Research: Restore Safety Integrity

Decision 1: Derive a deterministic scope fingerprint from existing restore inputs instead of creating a new persisted scope entity

Decision: Represent restore scope identity as a deterministic fingerprint derived from the existing restore inputs that materially change checked or written behavior: backup_set_id, scope mode, sorted selected item IDs, and normalized group mapping values. Persist that fingerprint only inside existing RestoreRun metadata when historical execution truth needs to be retained.
Rationale: The current restore domain already has the raw inputs on RestoreRun and in the wizard state. The missing truth is not a new entity but a reliable way to say whether checks and preview still apply to the current selection. A derived fingerprint solves the mismatch problem without introducing a new table or second scope model.
Alternatives considered:
- Use only timestamps to decide whether preview or checks are current. Rejected because time alone cannot detect scope mismatch.
- Create a dedicated persisted restore_scope_snapshots table. Rejected because the scope has no independent lifecycle outside the restore run and would violate the feature's proportionality goal.

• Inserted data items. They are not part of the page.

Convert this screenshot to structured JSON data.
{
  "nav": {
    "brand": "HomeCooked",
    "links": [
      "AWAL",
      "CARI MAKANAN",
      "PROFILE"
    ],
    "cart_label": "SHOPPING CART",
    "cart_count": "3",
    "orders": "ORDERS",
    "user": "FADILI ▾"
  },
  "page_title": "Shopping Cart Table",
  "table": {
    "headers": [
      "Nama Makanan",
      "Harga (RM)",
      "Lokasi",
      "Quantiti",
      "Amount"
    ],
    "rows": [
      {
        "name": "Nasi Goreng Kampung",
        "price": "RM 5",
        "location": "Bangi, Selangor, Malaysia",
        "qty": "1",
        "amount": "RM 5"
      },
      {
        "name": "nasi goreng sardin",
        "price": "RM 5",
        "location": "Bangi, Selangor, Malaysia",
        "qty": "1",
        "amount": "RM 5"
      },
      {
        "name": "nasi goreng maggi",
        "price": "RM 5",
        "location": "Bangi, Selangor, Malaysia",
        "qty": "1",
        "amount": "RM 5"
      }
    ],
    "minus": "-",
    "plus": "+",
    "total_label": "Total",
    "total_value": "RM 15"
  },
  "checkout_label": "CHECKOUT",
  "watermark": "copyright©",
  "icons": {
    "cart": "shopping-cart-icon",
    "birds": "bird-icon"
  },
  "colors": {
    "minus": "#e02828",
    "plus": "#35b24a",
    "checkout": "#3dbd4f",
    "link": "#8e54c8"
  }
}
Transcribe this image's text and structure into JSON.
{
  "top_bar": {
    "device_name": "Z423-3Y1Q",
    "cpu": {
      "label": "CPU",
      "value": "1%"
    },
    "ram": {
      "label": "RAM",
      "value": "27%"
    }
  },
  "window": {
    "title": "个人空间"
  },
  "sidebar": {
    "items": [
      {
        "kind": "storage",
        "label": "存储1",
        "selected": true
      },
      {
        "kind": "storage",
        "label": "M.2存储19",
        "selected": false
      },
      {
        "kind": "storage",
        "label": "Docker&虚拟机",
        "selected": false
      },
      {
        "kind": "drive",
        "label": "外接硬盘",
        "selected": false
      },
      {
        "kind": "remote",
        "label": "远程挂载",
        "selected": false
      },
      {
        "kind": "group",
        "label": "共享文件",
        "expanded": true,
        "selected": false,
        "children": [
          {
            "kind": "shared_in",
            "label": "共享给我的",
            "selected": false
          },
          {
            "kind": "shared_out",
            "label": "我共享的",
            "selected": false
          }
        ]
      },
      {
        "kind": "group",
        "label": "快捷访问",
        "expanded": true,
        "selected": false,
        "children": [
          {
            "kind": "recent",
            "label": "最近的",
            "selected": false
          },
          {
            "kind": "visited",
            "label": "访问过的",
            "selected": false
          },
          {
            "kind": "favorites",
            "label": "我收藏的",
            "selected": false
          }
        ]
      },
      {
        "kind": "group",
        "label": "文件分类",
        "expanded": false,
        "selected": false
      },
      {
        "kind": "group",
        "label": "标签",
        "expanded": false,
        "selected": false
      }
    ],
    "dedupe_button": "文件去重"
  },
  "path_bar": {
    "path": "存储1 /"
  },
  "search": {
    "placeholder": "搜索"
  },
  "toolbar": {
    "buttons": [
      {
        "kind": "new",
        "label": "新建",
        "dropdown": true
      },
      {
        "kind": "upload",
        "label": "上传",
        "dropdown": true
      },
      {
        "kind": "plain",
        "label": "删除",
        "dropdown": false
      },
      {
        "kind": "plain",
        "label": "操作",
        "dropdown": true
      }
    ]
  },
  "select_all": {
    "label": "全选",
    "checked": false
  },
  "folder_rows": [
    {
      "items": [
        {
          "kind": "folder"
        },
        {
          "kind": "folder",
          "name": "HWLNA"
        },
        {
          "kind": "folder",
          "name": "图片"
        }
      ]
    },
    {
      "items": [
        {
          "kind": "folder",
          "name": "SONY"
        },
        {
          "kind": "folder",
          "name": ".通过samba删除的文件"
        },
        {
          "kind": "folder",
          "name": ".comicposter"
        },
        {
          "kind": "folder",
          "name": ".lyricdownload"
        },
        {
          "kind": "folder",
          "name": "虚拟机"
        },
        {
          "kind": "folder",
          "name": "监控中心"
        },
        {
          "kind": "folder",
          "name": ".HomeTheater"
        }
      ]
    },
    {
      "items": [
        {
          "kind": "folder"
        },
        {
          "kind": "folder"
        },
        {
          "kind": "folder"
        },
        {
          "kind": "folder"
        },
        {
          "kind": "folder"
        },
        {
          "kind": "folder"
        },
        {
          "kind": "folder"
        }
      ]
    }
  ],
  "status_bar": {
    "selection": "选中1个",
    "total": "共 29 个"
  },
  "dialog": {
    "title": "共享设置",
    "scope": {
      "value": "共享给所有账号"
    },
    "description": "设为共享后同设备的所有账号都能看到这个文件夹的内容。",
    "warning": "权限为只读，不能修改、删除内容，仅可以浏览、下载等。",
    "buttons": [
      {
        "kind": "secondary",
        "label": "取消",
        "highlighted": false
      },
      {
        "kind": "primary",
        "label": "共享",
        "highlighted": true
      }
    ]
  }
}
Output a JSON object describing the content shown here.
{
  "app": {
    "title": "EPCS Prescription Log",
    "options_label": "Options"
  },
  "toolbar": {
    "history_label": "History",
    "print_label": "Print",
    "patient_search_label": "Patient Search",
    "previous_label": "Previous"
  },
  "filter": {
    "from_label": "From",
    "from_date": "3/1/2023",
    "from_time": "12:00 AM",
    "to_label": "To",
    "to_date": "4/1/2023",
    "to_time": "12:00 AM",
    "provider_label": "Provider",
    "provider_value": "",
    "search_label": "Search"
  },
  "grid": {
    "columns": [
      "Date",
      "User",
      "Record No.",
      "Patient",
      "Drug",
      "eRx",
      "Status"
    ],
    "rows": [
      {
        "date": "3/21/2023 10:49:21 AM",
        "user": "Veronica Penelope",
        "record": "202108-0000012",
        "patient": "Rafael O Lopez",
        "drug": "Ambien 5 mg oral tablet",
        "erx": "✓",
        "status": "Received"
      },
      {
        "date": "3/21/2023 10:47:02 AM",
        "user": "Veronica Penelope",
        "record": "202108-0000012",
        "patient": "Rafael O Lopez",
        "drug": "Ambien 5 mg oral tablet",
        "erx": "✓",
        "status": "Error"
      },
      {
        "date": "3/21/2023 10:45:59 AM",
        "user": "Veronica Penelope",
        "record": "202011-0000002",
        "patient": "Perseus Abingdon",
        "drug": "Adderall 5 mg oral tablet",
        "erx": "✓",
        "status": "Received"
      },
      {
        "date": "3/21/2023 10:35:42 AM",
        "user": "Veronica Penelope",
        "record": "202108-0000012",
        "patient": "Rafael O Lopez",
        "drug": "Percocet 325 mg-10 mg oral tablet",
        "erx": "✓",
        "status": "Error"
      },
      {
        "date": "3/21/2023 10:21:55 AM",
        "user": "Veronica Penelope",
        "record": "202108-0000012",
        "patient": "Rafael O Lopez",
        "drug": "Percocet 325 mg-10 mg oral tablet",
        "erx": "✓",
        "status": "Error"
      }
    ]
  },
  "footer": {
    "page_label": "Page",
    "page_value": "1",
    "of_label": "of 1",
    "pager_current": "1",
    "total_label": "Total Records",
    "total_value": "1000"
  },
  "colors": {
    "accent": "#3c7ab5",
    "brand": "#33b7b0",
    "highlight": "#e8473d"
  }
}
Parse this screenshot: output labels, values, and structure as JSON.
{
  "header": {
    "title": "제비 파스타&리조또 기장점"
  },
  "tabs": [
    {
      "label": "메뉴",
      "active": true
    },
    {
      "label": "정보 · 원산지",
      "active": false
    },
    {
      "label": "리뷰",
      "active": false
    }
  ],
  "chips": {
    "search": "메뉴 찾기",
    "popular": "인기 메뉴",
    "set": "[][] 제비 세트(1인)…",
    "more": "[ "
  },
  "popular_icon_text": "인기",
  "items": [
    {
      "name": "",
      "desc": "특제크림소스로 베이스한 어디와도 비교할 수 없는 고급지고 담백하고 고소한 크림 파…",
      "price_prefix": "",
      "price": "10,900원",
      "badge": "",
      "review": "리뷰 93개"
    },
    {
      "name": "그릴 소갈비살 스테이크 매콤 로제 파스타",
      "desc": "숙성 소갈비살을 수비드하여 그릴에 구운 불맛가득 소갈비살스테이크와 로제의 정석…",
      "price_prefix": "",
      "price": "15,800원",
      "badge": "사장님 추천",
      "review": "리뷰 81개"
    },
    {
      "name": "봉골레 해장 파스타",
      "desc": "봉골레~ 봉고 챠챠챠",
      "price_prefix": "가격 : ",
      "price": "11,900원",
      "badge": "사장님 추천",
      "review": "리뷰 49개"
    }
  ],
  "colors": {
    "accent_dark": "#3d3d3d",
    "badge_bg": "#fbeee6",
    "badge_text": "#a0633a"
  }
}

Decision 2: Keep integrity states separate from risk severity

Decision: Model preview integrity and checks integrity as derived state families separate from RestoreRiskChecker severities. current, stale, invalidated, and not_generated or not_run answer whether the basis is still trustworthy; blocking and warning counts continue to answer what the risk checker found.
Rationale: Existing risk checks already classify blockers and warnings, but they do not answer whether the evaluated scope still matches the operator's current selection. Treating these as one concept would continue the current trust failure where no blockers can be misread as safe.
Alternatives considered:
- Reuse blocker or warning severity to encode staleness and mismatch. Rejected because severity and integrity have different operator consequences.
- Collapse integrity into one generic needs rerun label. Rejected because the UI needs to distinguish never run, stale, and invalidated as different truths.

Decision 3: Preserve invalidation evidence in wizard state instead of silently clearing prior work

Decision: Replace the current silent reset behavior for preview and checks with explicit invalidation evidence in the wizard state. The last generated basis may still be cleared from being executable truth, but the operator should see that a prior preview or check existed and no longer applies.
Rationale: The current wizard already resets check_summary, check_results, checks_ran_at, preview_summary, preview_diffs, and preview_ran_at when scope-affecting inputs change. That preserves safety mechanically, but it does not preserve the operator truth that the prior work was invalidated by a change they just made.
Alternatives considered:
- Keep the current silent clearing behavior and add helper text only. Rejected because it still reads too much like not generated instead of invalidated by your change.
- Keep the old values visible without marking them invalid. Rejected because it risks making stale truth look reusable.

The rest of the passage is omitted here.